Consumo por adultos – Apesar de apresentarem uma estrutura parecida com a do colesterol, os esteróis vegetais são moléculas com maior hidrofobicidade, ou seja, tem pouca afinidade com a água. Por isso, quando são ingeridos, eles são incorporados em uma micela – estrutura que apresenta moléculas solúveis e insolúveis simultaneamente. Assim, na presença dos fitoesteróis, o colesterol ingerido é deslocado na formação da micela, e acaba sendo excretado, dificultando sua absorção. “Além disso, quando ingerimos fitoesteróis na ausência de colesterol na dieta, também ocorre redução da absorção do colesterol endógeno, que faz parte da composição da bile. Esse colesterol é liberado no trato intestinal para ajudar na formação dessas micelas”, explica Inar Castro.

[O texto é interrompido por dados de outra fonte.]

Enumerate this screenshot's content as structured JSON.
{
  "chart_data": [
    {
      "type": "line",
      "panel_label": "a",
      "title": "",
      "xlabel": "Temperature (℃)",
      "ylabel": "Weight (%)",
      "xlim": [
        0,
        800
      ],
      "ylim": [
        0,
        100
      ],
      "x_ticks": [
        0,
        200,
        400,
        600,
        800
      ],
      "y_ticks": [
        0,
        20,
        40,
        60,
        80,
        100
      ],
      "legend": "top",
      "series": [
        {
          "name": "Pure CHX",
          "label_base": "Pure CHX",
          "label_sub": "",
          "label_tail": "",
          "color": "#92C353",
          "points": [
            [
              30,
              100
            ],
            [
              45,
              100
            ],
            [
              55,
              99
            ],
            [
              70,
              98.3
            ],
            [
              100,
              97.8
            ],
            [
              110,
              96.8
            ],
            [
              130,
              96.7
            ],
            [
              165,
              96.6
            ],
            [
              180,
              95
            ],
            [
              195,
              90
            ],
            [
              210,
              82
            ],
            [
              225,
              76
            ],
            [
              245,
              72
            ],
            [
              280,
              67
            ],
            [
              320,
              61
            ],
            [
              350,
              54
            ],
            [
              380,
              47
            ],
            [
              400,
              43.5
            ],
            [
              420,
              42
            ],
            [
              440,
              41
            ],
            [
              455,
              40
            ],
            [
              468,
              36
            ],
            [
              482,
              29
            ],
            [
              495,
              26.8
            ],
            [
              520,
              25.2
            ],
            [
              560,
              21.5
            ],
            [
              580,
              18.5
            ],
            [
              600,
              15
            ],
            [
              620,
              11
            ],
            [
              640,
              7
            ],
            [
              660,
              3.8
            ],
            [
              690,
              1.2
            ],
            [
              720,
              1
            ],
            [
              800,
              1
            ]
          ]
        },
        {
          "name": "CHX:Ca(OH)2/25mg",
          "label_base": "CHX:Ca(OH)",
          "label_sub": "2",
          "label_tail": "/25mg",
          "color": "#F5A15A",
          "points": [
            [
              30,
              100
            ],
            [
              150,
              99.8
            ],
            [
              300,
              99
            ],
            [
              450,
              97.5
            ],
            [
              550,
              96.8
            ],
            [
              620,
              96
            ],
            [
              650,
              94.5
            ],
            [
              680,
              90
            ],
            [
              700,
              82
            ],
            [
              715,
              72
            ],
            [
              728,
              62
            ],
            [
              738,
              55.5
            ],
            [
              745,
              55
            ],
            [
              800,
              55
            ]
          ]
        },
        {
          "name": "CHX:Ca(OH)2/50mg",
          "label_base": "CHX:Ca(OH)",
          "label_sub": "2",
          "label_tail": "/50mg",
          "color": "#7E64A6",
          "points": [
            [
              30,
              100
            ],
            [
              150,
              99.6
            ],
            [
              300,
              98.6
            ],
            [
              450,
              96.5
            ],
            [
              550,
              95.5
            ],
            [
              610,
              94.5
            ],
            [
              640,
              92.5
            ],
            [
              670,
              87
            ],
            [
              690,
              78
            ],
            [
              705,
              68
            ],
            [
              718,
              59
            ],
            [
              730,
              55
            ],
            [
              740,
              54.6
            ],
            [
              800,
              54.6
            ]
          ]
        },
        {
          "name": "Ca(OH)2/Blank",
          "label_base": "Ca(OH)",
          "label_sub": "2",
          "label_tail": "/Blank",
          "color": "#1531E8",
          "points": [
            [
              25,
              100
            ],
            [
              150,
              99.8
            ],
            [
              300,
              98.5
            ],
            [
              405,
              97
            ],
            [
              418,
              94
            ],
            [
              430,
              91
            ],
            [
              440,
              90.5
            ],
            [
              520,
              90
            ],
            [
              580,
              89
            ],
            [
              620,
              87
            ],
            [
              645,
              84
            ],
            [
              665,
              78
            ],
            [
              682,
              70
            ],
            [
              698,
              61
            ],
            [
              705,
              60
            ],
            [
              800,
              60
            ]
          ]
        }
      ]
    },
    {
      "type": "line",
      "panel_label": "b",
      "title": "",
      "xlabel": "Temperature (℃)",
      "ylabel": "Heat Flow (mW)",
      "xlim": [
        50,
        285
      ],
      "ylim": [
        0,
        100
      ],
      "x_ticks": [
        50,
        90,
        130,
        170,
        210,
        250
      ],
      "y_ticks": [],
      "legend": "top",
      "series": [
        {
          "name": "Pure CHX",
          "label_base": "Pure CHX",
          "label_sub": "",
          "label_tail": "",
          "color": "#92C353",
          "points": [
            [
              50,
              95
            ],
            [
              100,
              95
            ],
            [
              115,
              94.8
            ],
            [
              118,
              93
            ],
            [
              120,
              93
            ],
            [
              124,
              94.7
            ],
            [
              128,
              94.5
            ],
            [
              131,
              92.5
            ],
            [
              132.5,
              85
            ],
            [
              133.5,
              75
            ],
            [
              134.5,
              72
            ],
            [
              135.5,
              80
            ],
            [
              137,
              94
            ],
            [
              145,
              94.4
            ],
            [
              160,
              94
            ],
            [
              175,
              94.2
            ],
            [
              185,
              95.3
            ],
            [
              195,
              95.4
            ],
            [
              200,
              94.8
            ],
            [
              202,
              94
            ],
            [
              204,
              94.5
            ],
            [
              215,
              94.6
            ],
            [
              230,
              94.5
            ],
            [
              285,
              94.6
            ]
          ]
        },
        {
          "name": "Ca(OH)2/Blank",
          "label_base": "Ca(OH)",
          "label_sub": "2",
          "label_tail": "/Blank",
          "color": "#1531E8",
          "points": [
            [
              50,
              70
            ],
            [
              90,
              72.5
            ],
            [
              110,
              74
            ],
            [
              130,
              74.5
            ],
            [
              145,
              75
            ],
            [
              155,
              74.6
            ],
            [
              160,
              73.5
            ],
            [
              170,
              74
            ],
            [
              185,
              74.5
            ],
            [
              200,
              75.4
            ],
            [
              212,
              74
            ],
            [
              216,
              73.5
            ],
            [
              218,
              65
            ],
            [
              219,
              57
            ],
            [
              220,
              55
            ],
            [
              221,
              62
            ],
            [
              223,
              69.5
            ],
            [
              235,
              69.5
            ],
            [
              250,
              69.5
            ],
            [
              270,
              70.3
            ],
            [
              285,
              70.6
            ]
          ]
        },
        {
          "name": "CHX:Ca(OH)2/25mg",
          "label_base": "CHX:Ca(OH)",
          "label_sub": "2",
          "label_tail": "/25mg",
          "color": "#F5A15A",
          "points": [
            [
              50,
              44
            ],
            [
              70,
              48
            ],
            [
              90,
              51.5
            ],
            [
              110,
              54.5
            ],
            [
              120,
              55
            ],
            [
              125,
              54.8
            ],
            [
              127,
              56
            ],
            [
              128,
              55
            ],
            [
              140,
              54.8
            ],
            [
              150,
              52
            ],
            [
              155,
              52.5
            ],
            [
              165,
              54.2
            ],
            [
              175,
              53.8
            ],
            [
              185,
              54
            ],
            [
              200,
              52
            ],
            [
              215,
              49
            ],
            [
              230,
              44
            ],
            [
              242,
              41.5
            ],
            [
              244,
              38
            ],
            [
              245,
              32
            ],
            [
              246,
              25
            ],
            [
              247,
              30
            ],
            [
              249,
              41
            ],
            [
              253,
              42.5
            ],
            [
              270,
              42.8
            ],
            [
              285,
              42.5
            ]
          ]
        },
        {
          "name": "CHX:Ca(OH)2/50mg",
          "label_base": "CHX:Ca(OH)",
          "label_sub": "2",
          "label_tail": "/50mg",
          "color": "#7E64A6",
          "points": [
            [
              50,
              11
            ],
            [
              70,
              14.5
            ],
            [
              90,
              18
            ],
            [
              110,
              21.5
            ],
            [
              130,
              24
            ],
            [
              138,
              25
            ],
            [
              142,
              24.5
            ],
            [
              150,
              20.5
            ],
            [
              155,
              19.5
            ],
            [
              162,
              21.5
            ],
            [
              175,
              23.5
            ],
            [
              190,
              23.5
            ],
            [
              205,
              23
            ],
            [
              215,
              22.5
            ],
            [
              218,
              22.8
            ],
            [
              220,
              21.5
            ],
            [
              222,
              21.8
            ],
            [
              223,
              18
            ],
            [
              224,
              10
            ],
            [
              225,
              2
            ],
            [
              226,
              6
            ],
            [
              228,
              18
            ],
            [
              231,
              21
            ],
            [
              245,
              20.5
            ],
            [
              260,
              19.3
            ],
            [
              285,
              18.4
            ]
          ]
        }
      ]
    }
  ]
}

A literatura indica que, em geral, o consumo diário de 2 g de fitoesteróis pode reduzir o colesterol em até 10%. Do ponto de vista clínico, no entanto, essa redução não é tão significativa. Por isso, a suplementação de esteróis vegetais é geralmente usada para potencializar o efeito dos medicamentos que controlam os níveis de colesterol, como as estatinas. “Ao associar a medicação com fitoesteróis na dieta ou por suplementação, é possível ter um resultado mais efetivo e inclusive diminuir a dose do medicamento, reduzindo também seus efeitos colaterais”.

A pesquisadora esclarece que consumir mais de 2 g de fitoesteróis por dia não resultaria em uma maior redução do colesterol, já que, pelo próprio mecanismo fisiológico, existe um limite para essa redução. Também não há um limite de consumo diário desse composto para adultos, uma vez que a maior parte não é absorvida pelo organismo e, portanto, não apresenta riscos à saúde.

Fontes do composto – O brasileiro consome, em média, de 100 a 400 mg de fitoesteróis por dia. As principais fontes naturais de fitosterol são os óleos vegetais, especialmente de milho (909 mg/100 mL), girassol (411 mg/100 mL), soja (320 mg/100 mL) e oliva (300 mg/100 mL); sementes oleaginosas como amêndoas (183 mg/100 g); cereais como gérmen de trigo (344 mg/100 g) e farelo de trigo (200 mg/100 g); além de frutas e hortaliças, como maracujá (44 mg/100 g), laranja (24 mg/100 g) e couve-flor (40 mg/100 g).

Como a quantidade de fitoesterol nesses alimentos é pequena, para alcançar a dose indicada de 2 g por dia seria necessário aliar a dieta à suplementação ou ao consumo de produtos enriquecidos com esteróis vegetais. No Brasil, já existem no mercado produtos com essa característica, como uma margarina, que possui 0,8 g de fitoesterol por porção de 10 g; um iogurte, com 1,1 g por porção de 75 g; e um composto lácteo em pó, com 1,2g por 400 mL.